Bank Negara announced a 25 basis point rate hike on 11 May, which means that the overnight policy rate (OPR) was raised to 2.00% from the previous 1.75%.

Originally, economists were predicting that Bank Negara would not raise rates too soon, but with the Federal Reserve and several central banks around the world accelerating their rate hikes, our national bank could not hold out and finally chose to raise rates early.

The most worthwhile effect of the Bank Negara rate hike is that people will have to pay more on their monthly loans. Those who have time deposits will enjoy a higher rate of return.

With the announcement of the interest rate hike by the National Bank, these sectors will be affected.

1. The movement of the Malaysian currency

The Federal Reserve has raised interest rates by 75 basis points in less than six months, which has led to an accelerated flow of dollars back to the US and a shortage of dollars in emerging markets, with emerging market currencies tumbling and the RM exchange rate hitting new lows frequently within a month. The announcement of an interest rate rise by the National Bank will hopefully lead to a stronger or at least not further depreciation of the Malaysian currency.

2. Where foreign capital is heading

The Fed’s interest rate hike has led to an accelerated return of foreign capital from emerging markets to the US, and the country is beginning to see a withdrawal of foreign capital, which may be slowed by the Bank Negara’s interest rate hike.

3. Higher interest rates on home and car loans

The interest rate you have to pay on your mortgage when you buy a house will increase and the banks in the country will also start to adjust their benchmark rate (BR) for mortgage loans and the interest rate you have to pay on your mortgage has increased. If your car loan is on a variable rate, the increase in interest rates by the national banks will also result in you having to pay more on your loan each month.

4. Less liquidity in the market

The increase in interest rates on fixed deposits in banks will make the general public more willing to keep their money in banks and therefore less money will flow in the market, which will also effectively curb inflation in the country.

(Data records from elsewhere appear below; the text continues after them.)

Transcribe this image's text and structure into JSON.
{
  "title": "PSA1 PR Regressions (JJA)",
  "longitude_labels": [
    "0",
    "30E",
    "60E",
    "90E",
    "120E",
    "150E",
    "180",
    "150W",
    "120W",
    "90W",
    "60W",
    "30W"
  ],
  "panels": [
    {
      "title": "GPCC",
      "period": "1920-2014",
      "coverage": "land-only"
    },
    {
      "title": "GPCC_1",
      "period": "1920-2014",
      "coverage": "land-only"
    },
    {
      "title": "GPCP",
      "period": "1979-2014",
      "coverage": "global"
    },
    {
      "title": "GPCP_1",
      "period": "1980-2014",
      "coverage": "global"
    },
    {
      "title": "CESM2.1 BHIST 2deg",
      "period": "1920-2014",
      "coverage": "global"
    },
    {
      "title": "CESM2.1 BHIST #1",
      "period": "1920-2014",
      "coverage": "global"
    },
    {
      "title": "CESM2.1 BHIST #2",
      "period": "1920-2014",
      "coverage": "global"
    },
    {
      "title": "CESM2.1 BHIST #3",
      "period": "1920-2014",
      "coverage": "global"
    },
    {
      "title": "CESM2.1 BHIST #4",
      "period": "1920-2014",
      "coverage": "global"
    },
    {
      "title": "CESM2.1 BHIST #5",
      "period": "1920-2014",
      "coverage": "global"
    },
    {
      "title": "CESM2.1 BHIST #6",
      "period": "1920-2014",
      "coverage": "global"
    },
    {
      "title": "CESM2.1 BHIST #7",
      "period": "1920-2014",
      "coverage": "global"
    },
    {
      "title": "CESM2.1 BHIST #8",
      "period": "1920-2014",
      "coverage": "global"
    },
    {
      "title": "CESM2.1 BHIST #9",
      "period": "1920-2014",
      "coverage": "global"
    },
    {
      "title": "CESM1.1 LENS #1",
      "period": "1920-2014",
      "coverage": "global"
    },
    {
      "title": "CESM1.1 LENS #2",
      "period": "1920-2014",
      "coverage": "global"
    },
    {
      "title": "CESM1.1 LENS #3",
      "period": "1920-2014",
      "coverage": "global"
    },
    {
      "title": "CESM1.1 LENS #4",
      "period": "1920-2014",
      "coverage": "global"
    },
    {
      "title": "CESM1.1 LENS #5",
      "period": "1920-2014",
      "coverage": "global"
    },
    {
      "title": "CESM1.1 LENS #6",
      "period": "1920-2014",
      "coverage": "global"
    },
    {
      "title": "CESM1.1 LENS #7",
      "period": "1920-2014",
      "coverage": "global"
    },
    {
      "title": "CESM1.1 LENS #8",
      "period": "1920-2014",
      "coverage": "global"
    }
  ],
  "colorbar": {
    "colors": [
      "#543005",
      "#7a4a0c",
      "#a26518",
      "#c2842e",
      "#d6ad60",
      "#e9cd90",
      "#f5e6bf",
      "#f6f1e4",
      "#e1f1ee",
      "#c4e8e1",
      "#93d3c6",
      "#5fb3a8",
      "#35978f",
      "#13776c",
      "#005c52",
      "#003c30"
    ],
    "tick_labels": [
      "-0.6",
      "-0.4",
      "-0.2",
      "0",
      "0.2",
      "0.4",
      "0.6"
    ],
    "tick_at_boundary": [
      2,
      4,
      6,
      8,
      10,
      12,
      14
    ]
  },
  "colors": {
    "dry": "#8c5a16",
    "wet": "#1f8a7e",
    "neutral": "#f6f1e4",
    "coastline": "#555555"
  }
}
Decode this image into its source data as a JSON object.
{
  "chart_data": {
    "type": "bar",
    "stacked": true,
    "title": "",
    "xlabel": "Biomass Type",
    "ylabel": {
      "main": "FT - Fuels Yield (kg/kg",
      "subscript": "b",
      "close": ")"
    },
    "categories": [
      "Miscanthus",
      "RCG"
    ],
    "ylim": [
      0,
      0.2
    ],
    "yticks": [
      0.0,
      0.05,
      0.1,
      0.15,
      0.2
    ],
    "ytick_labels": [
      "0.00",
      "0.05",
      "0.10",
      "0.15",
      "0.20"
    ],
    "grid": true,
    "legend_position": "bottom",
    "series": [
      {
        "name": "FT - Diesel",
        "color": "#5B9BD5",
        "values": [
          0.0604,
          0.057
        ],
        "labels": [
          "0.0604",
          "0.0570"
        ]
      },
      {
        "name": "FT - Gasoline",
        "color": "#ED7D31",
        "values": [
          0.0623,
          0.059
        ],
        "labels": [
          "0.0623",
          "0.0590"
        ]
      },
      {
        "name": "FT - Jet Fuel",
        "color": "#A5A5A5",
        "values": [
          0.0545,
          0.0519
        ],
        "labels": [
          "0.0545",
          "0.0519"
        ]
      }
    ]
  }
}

5. Increase in interest rates on time deposits

For those who prefer to keep their money in Fixed Deposit, the increase in interest rates by the National Bank will be beneficial to you as you will receive an increased interest rate on your fixed deposits.

6. Increased pressure on REITs and real estate financing

If you are a REIT or real estate investor, there will be increased pressure on REIT and real estate financing, which will lead to fluctuations in the share price of REITs and increased pressure on real estate investors to repay their loans.